AAS Meeting #193 - Austin, Texas, January 1999
Session 10. The Hobby*Eberly Telescope
Display, Wednesday, January 6, 1999, 9:20am-6:30pm, Exhibit Hall 1

[Previous] | [Session 10] | [Next]


[10.05] Title: Spider: The Formated Field Unit for the Hobby Eberly Telescope

D. R. Andersen (Penn State University), M. A. Bershady (UW-Madison), L. W. Ramsey (Penn State University)

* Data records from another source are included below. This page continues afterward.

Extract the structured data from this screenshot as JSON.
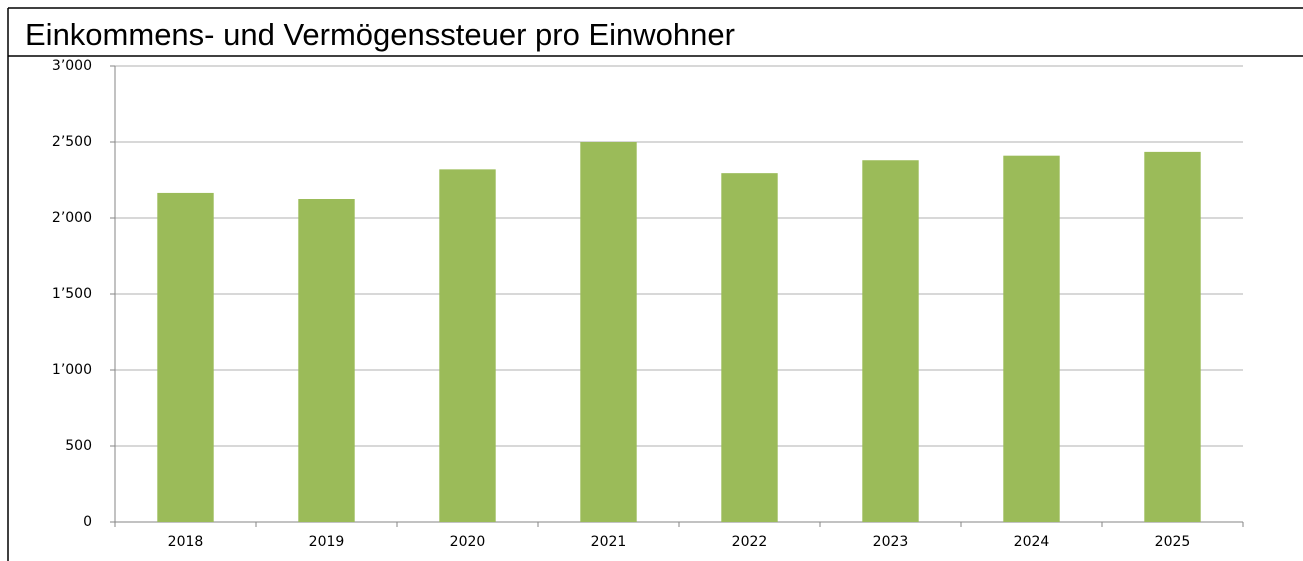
{
  "chart_data": {
    "type": "bar",
    "title": "Einkommens- und Vermögenssteuer pro Einwohner",
    "categories": [
      "2018",
      "2019",
      "2020",
      "2021",
      "2022",
      "2023",
      "2024",
      "2025"
    ],
    "values": [
      2165,
      2125,
      2320,
      2500,
      2295,
      2380,
      2410,
      2435
    ],
    "color": "#9bbb59",
    "ylim": [
      0,
      3000
    ],
    "yticks": [
      0,
      500,
      {
        "value": 1000,
        "label": "1’000"
      },
      {
        "value": 1500,
        "label": "1’500"
      },
      {
        "value": 2000,
        "label": "2’000"
      },
      {
        "value": 2500,
        "label": "2’500"
      },
      {
        "value": 3000,
        "label": "3’000"
      }
    ],
    "grid": true
  }
}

We describe the Formated Field Unit (FFU) under construction at Penn State University for the 9m Hobby-Eberly Telescope's (HET) Medium Resolution Spectrograph (MRS): Spider. This FFU is an array of fiber optic cables formatted optimally to spectrally image single, extended, axi-symmetric sources, such as galaxies and planetary nebulae. The FFU consists of four, 15 arcsecond long slits with a common center but at four position angles (like an aserisk, or spider). Each slit is sampled by 1 arcsec diameter fibers (200 \mum), spaced 1.3 arcsec apart. Spider will be installed during the commissioning phase of the MRS (mid 1999). This fiber-fed echelle spectrograph has a resolution of 10,900 for a 1 arcsec aperture, and initial spectral coverage from 0.5-0.95 \mum in a red beam. The large telescope aperture and fiber size of Spider yields large étendue (50 m2 arcsec2). There are currently no fiber arrays either planned or in existence which are comparable. Hence this FFU fills a niche for moderate resolution spectroscopy at low surface-brightness. The FFU is expected to reach a limiting surface-brightness in V of 22 at S/N = 10 per spectral resolution element per fiber at R = 10,900 in one hour; this assumes a peak throughput of 15% for the HET plus MRS system. In this presentation we outline the expected performance, design and construction progress to date, and our characterization of fiber packing quality and focal ratio degradation from test arrays. We also demonstrate how the Spider FFU can be used for kinematic studies nearby and moderately distant galaxies. The fiber array will be capable of delivering simultaneous rotation curves and disk velocity dispersions over a range of look-back times. This research is supported by NSF/AST 96-18849.